Mother Speaks Out On Sports Injury Concerns

Damon Janes was a junior at Brocton High School in 2013 when he suffered a fatal head injury during a Westfield-Brocton football game. P-J file photo

BROCTON — Ten years ago, during a football game between Westfield-Brocton and Portville, the way many people view high school sports across Western New York was changed forever.

Damon Janes, a junior running back from Brocton, suffered a head injury during a game in September 2013. Janes lost consciousness and was transported to a hospital. Three days later, in a Buffalo hospital, Janes died at the age of 16.

Horrifyingly, the tragedy that took Janes’ life was not unique. According to the National Center for Catastrophic Sport Injury Research at the University of North Carolina, Janes was one of eight players whose deaths were directly related to high school football in 2013. Multiple others died that year from indirect causes, such as a heat stroke or sudden cardiac arrest, tied to exertion in general, but not unique to football.

Janes’ mother, Penny Gilbert, believes “firmly and wholeheartedly” that injury prevention and management needs to be addressed on a large scale. However, after years of speaking to the importance of the topic, Gilbert has become “tired of speaking to deaf ears.”

Advancements in safety have been seen throughout the sport of football in the decade since Janes’ death, including increased education on identifying traumatic brain injuries, a national coaching focus on proper tackling techniques from USA Football, and safer helmets implemented at many levels across the nation. But with the nature of a contact sport such as football, serious injury risks will always be attached.

“Unnecessary injuries aren’t going to go away. I’ve said it plenty,” Gilbert said. She stated that people “chalk it up” as comments from a grieving parent or justify their decision to let their children play sports by viewing what happened to Damon Janes as a “freak accident.”

“They truly lack a full understanding that their children may not come home,” Gilbert said.

Despite those risks, Gilbert does not want to see opportunities through sports be taken away from kids. Even though the tragedy of losing a son, Gilbert sees the benefits to sports for children.

“The last thing I’d ever like to see are sports taken away. It builds so much structure, self-esteem, unity, comradeship, and teamwork,” Gilbert said. “They stay active and fit. It builds character, commitment, and in some cases, a sense of belonging.”

What Gilbert does want to see is an increased investment into safety in youth athletics, including the addition of athletic trainers and newer, safer equipment. In doing so, Gilbert believes the investment will benefit student-athletes not only during competition, but also away from the game.

“Athleticism goes hand-in-hand with academics. Many children get full scholarships to colleges to further their education from sports. It’s time to stop shortchanging the funding for it.

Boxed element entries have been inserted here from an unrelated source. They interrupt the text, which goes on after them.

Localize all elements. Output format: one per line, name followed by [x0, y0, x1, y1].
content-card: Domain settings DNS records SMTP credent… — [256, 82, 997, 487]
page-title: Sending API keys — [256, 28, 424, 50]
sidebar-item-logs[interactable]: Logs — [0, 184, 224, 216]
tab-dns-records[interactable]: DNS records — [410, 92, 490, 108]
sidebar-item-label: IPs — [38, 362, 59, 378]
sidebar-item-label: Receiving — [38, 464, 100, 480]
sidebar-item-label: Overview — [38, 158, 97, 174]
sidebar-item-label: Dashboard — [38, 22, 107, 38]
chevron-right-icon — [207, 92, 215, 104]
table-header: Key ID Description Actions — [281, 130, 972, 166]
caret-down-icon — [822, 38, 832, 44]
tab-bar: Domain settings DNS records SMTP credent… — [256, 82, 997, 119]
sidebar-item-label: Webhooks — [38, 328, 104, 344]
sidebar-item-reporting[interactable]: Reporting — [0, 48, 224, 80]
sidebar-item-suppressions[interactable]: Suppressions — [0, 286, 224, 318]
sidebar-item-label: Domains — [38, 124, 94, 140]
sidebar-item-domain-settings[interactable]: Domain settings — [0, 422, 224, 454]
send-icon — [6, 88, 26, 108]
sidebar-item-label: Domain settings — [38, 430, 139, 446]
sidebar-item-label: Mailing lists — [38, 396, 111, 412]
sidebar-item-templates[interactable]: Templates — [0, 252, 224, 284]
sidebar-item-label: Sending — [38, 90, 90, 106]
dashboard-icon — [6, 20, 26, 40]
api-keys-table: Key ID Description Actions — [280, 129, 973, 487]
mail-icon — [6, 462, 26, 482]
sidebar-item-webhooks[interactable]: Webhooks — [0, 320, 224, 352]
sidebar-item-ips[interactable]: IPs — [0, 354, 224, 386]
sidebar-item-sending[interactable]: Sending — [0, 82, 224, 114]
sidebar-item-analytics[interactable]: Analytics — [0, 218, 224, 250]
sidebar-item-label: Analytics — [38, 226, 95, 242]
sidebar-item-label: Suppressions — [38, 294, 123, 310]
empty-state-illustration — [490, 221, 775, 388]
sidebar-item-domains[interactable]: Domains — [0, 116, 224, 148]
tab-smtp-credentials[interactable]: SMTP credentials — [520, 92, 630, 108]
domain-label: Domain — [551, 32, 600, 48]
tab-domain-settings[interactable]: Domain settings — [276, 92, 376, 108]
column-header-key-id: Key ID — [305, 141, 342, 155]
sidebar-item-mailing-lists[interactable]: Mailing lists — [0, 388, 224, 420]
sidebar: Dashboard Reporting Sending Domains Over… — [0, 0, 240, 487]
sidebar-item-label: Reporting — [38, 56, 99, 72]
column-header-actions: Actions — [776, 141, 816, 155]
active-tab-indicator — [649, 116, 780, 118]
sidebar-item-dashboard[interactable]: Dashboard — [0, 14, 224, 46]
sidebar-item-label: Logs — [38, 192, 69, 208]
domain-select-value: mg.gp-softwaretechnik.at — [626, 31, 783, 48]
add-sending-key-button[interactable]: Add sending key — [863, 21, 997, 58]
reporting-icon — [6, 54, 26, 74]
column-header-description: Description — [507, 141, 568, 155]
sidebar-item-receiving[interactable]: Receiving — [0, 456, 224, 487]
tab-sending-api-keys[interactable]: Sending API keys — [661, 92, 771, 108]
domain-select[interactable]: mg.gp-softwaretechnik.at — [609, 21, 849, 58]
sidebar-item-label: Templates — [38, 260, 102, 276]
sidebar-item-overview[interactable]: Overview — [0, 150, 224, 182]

It’s been time … it’s way overdue,” Gilbert said. “Lack of funding and broken politics in schools get broken children in our future.”

Gilbert and Janes’ family sued multiple school districts after his untimely death because they claimed his death was preventable. Some of the issues that presented themselves a decade ago at Janes’ tragic death remain, most notably, the lack of athletic trainers at many sporting events across Western New York.

“All schools should be provided the financial support to fund these extra-curricular activities,” Gilbert said. “The time to throw money to the well-being of our rural youth is now.”

At a recent Board of Education meeting at Fredonia Central School, after multiple injuries were sustained in a Fredonia football game, Fredonia resident Marie Persch spoke about the risks to players in high school sports. Persch, a Brocton teacher, was the athletic director at Brocton Central School when Janes died.

“I can tell you from personal experience that it will be very difficult for you to personally recover from a child that doesn’t come back,” Persch said to the Fredonia Board of Education, referring to Janes’ death as she fought back tears.

Also speaking that night was Susan Johnson, a Fredonia parent whose son suffered a concussion during a game. She noted that the district’s concussion management policy was not available online to view. In the weeks since, the policy was updated and posted for the public.

“I commend the ladies who spoke up in Fredonia. I hope they can make a difference,” Gilbert said. “Although, I’m not holding my breath.”